Lettre I (Parfumées à la Sauge)

Huitième jour du Nouveau Monde, Rimouski.

Ton pays, il est le mien. Je ne sais pas si tu as déjà compris quelque chose à notre histoire. Tu as fait disparaître les aurores boréales. Je t’ai donné le ciel. Les aigles ont été remplacés par des avions. Je voyage en avion, la nuit dans mes songes. Les aigles, ils se cachent.

La lune, tu y as marché dessus. Je n’y aurai jamais cru un jour que ce soit possible. La lune, elle me fascine. Par peur de les défaire, je ne touche pas aux mirages. Mon grand-père, les premiers jours à sa résidence d’aînés, a pris un taxi en cachette pour s’en retourner à la réserve. On l’y a ramené, bien entendu, il ne pouvait plus s’occuper de lui-même. Parfois, comme les lumières polaires au plafond, ses angoisses m’atteignent, me figent. Même au-delà de si nombreuses années.

Tes yeux ne me disent pas que tu comprends. Tu me laisses la sensation que tes oreilles sont bouchées aux vérités identitaires. Mes ficelles ancestrales se défilent un peu plus chaque jour. Je sais bien, je comprends que tu ne sois préoccupé que par les tiennes. Cependant, j’ai tellement besoin de toi. J’ai tellement besoin de ton aide. Demain peut-être le lac derrière le chalet sera aussi malade que ma génération qui se découvre des cancers, si jeunes. Demain peut-être je marcherai dans la neige emmitouflée dans mes foulards et mes jupes, et tenterai de me concentrer sur mes pieds dans les flocons au sol pour oublier que je n’arrête plus de penser.

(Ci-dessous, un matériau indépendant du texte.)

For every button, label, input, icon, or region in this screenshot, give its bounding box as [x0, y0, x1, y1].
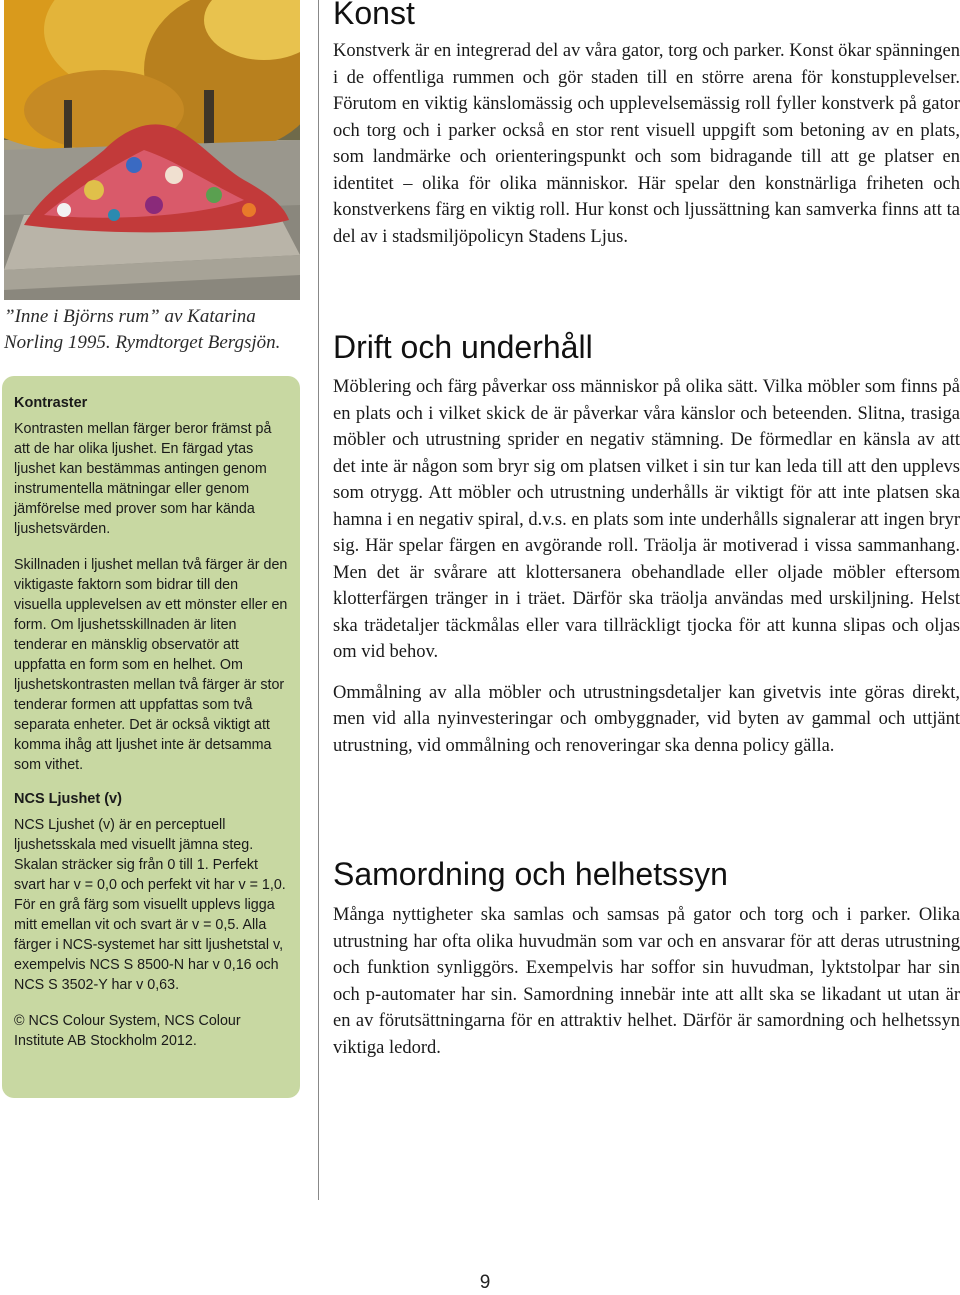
factbox-heading-ncs-ljushet: NCS Ljushet (v) [14, 791, 122, 807]
factbox-paragraph: Skillnaden i ljushet mellan två färger är den viktigaste faktorn som bidrar till den visuella upplevelsen av ett mönster eller en form. Om ljushetsskillnaden är liten tenderar en mänsklig observatör att uppfatta en form som en helhet. Om ljushetskontrasten mellan två färger är stor tenderar formen att uppfattas som två separata enheter. Det är också viktigt att komma ihåg att ljushet inte är detsamma som vithet. [14, 557, 288, 773]
factbox-heading-kontraster: Kontraster [14, 395, 88, 411]
fact-box [2, 376, 300, 1098]
section-heading: Drift och underhåll [333, 329, 593, 365]
photo-caption: ”Inne i Björns rum” av Katarina Norling 1995. Rymdtorget Bergsjön. [4, 306, 281, 353]
page-number: 9 [479, 1272, 491, 1293]
section-paragraph: Ommålning av alla möbler och utrustningsdetaljer kan givetvis inte göras direkt, men vid alla nyinvesteringar och ombyggnader, vid byten av gammal och uttjänt utrustning, vid ommålning och renoveringar ska denna policy gälla. [333, 682, 960, 756]
section-paragraph: Konstverk är en integrerad del av våra gator, torg och parker. Konst ökar spänningen i de offentliga rummen och gör staden till en större arena för konstupplevelser. Förutom en viktig känslomässig och upplevelsemässig roll fyller konstverk på gator och torg och i parker också en stor rent visuell uppgift som betoning av en plats, som landmärke och orienteringspunkt och som bidragande till att ge platser en identitet – olika för olika människor. Här spelar den konstnärliga friheten och konstverkens färg en viktig roll. Hur konst och ljussättning kan samverka finns att ta del av i stadsmiljöpolicyn Stadens Ljus. [333, 41, 960, 247]
factbox-copyright: © NCS Colour System, NCS Colour Institute AB Stockholm 2012. [14, 1013, 241, 1049]
section-samordning [333, 857, 960, 1061]
section-paragraph: Många nyttigheter ska samlas och samsas på gator och torg och i parker. Olika utrustning har ofta olika huvudmän som var och en ansvarar för att deras utrustning och funktion synliggörs. Exempelvis har soffor sin huvudman, lyktstolpar har sin och p-automater har sin. Samordning innebär inte att allt ska se likadant ut utan är en av förutsättningarna för en attraktiv helhet. Därför är samordning och helhetssyn viktiga ledord. [333, 905, 960, 1058]
section-heading: Konst [333, 0, 415, 31]
factbox-paragraph: NCS Ljushet (v) är en perceptuell ljushetsskala med visuellt jämna steg. Skalan sträcker sig från 0 till 1. Perfekt svart har v = 0,0 och perfekt vit har v = 1,0. För en grå färg som visuellt upplevs ligga mitt emellan vit och svart är v = 0,5. Alla färger i NCS-systemet har sitt ljushetstal v, exempelvis NCS S 8500-N har v 0,16 och NCS S 3502-Y har v 0,63. [14, 817, 286, 993]
section-konst [333, 0, 960, 250]
section-paragraph: Möblering och färg påverkar oss människor på olika sätt. Vilka möbler som finns på en plats och i vilket skick de är påverkar våra känslor och beteenden. Slitna, trasiga möbler och utrustning sprider en negativ stämning. De förmedlar en känsla av att det inte är någon som bryr sig om platsen vilket i sin tur kan leda till att den upplevs som otrygg. Att möbler och utrustning underhålls är viktigt för att inte platsen ska hamna i en negativ spiral, d.v.s. en plats som inte underhålls signalerar att ingen bryr sig. Här spelar färgen en avgörande roll. Träolja är motiverad i vissa sammanhang. Men det är svårare att klottersanera obehandlade eller oljade möbler eftersom klotterfärgen tränger in i träet. Därför ska träolja användas med urskiljning. Helst ska trädetaljer täckmålas eller vara tillräckligt tjocka för att kunna slipas och oljas om vid behov. [333, 377, 960, 662]
factbox-paragraph: Kontrasten mellan färger beror främst på att de har olika ljushet. En färgad ytas ljushet kan bestämmas antingen genom instrumentella mätningar eller genom jämförelse med prover som har kända ljushetsvärden. [14, 421, 272, 537]
section-drift-och-underhall [333, 330, 960, 759]
section-heading: Samordning och helhetssyn [333, 856, 728, 892]
column-divider [318, 0, 319, 1200]
sculpture-photo [4, 0, 300, 300]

Mon beau pays pas encore pays… je t’ai rêvé simplement pour que ma tribu soit plus belle, moins enfermée… Sous les lampadaires du soir, sous la tempête du temps présent, j’envoie des souffles de prières vers les voûtes blanches, essayer de brasser encore du possible dans l’air, comme si je pouvais tout faire, créer moi-même des bourrasques de vent pour libérer ma colère et ma douleur… Je ne priais plus depuis quelques années. Aujourd’hui, tous les jours, constamment, il me semble que c’est devenu nécessaire. Je prie pour Theresa, la grande, la solide montagne du Nord, dressée fièrement devant le Parlement. Je prie pour que ceux qui manquent à l’appel que nous lançons puissent boire une eau pure, celle de nos cœurs affamés. Le jeûne permet d’élever l’âme et de détacher l’esprit du matériel. L’esprit de la Chef d’Attawapiskat doit être rendu à un point tel… Chaque jour mes yeux sont accrochés à mon écran d’ordinateur, mes oreilles pendues aux ondes radio des voitures, des cafés.

Tandis que dehors la neige continue de tomber, s’effriter sur les routes, les ports aux pétroliers… Je l’avoue j’ai espéré une véritable catastrophe planétaire il y a huit jours pour que le carnage cesse… Tu as peur du mot génocide. Je sais que tu n’as encore rien vu.